In 2002, I was hired into the nascent Bioinformatics Masters Degree Program at Brandeis University as a part-time instructor, by Lydia Gregoret who was then the chair. I was (and am) working in the biotech industry, and the faculty model for Brandeis is to have bioinformatics taught by people working in the field. Lydia, Valerie Gregor and I crafted the first biology-based courses that would be offered as part of the Bioinformatics Program. In 2003, I proposed a Computational Systems Biology course for our second-year Masters students. We started offering this course in 2004.
While visiting California for an educational workshop on computational biology, I mentioned to Doug Brutlag that I was starting to teach a systems biology course, in a 3-hour-a-week, 10 week format. He thought I was a little crazy. Systems Biology, he told me, was probably too huge a subject to distill down into one semester, let alone a 10-week night-school format. Doug was right—we could probably do better than a 10-week survey course, but it’s a necessary introduction into a field that’s growing by the week, let alone the year. I think the course works as well as it could. The problem facing me now, as I get ready to teach it next semester, is in keeping up not only with what is advancing in the field, but also keeping up with what people define as systems biology.

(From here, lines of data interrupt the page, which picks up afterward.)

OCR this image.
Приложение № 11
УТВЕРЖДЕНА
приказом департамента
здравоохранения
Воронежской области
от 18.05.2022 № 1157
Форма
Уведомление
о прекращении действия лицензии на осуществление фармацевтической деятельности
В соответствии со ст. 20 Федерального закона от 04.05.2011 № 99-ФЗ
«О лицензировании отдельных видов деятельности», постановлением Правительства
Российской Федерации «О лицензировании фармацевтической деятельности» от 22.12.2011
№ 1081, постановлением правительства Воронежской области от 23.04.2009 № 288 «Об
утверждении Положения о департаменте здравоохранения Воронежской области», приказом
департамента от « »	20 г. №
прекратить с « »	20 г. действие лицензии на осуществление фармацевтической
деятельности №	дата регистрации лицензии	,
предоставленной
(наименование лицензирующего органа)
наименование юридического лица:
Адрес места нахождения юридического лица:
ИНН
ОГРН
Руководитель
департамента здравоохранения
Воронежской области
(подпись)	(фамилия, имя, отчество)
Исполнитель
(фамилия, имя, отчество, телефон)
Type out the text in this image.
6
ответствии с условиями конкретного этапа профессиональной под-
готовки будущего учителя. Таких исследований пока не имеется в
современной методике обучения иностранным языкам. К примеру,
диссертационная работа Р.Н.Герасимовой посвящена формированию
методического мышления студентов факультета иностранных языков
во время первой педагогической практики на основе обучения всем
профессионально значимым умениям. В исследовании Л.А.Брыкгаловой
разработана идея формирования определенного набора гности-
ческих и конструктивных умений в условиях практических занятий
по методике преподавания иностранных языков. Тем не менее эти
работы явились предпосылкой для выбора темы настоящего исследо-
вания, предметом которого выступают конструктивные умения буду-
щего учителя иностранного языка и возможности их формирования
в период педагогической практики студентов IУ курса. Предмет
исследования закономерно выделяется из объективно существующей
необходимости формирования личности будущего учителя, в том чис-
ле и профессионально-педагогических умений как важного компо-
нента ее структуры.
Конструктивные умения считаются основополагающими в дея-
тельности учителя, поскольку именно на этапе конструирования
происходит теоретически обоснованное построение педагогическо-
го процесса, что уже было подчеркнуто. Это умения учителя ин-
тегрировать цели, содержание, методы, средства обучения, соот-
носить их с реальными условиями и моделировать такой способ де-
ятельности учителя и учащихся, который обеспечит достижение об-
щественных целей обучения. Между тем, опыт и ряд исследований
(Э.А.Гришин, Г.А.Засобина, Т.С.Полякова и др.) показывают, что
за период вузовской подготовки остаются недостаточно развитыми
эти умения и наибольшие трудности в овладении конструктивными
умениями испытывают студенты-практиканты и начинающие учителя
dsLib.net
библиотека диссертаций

The field of computational biology has evolved quickly over the past five years. I’m now the Program Director in the Bioinformatics Program, and here at Brandeis, we will undoubtedly face the challenge of developing our bioinformatics curriculum to be more geared towards modeling and systems biology. We want one of our objectives to be re-training biologists and other scientists on how to be computationally literate—in a range from sequence analysis to flux balance analysis.
It’s hard to say where to draw the line, though, for what’s important to systems biology, when it seems to encompass, at this point, everything under the sun.
While it once seemed silly to try to put systems biology together in a 30-hour semester, these days, it seems nearly impossible not to get a lot of systems biology buzz at every conference. Systems biology can now be summed up into the “Four M’s” buzzwords on single slides.
It’s getting so that it’s impossible to keep up with the rush towards systems biology around Boston these days. An acquaintance of mine at Brandeis noted that he had recently spent three separate meetings with three different groups of people—from three different consortia on systems biology in the last month alone. Whole departments are being set up in industry and academia based around this “systems biology” paradigm. While I think it’s a great idea, it seems to me like anyone who’s analyzing high-throughput data these days has stopped using the words “computational biology” or “bioinformatics” and has just started coupling the informatics with experiment and renaming the whole enterprise “systems biology”. That’s not what I’m concerned about, though. I’m concerned about the backlash that might occur when the first flush fades away.
I’m a little suspicious, always, of the “flavor of the month”. Systems biology seems to be the flavor of the month in the Boston area, at least. It feels too much like the big rush towards bioinformatics ten years ago. Bioinformatics will soon be dead if you believe Lincoln Stein. Maybe bioinformatics will be dead because everyone will start re-labeling all of its work as “systems biology”, but I don’t see any danger in computational biology or bioinformatics vanishing, no matter how you define them.
Work in systems-level biology isn’t new. In fact, there have been many good projects active in the field for years, headed by people like Hiroaki Kitano, Masaru Tomita, Eberhard Voit, Andreas Wagner, Michael Savageau, Bernhard Palsson, George Church, Trey Ideker, Leroy Hood — and so many others I’m leaving out and saving for another post. For those of you just starting in systems biology, those names are a good place to start your reading if you’re interested in the field.
They’re also good people to learn from. Scientists and decision-makers should look carefully at the challenges faced by those groups over the past decades and then learn from them. Systems Biology can deliver interesting science, but it’s a slower type of delivery compared to what might be expected in the shorter term. Systems Biology is going to be a long-term process. Our expectations should match up with the experience of seasoned systems biology scientists.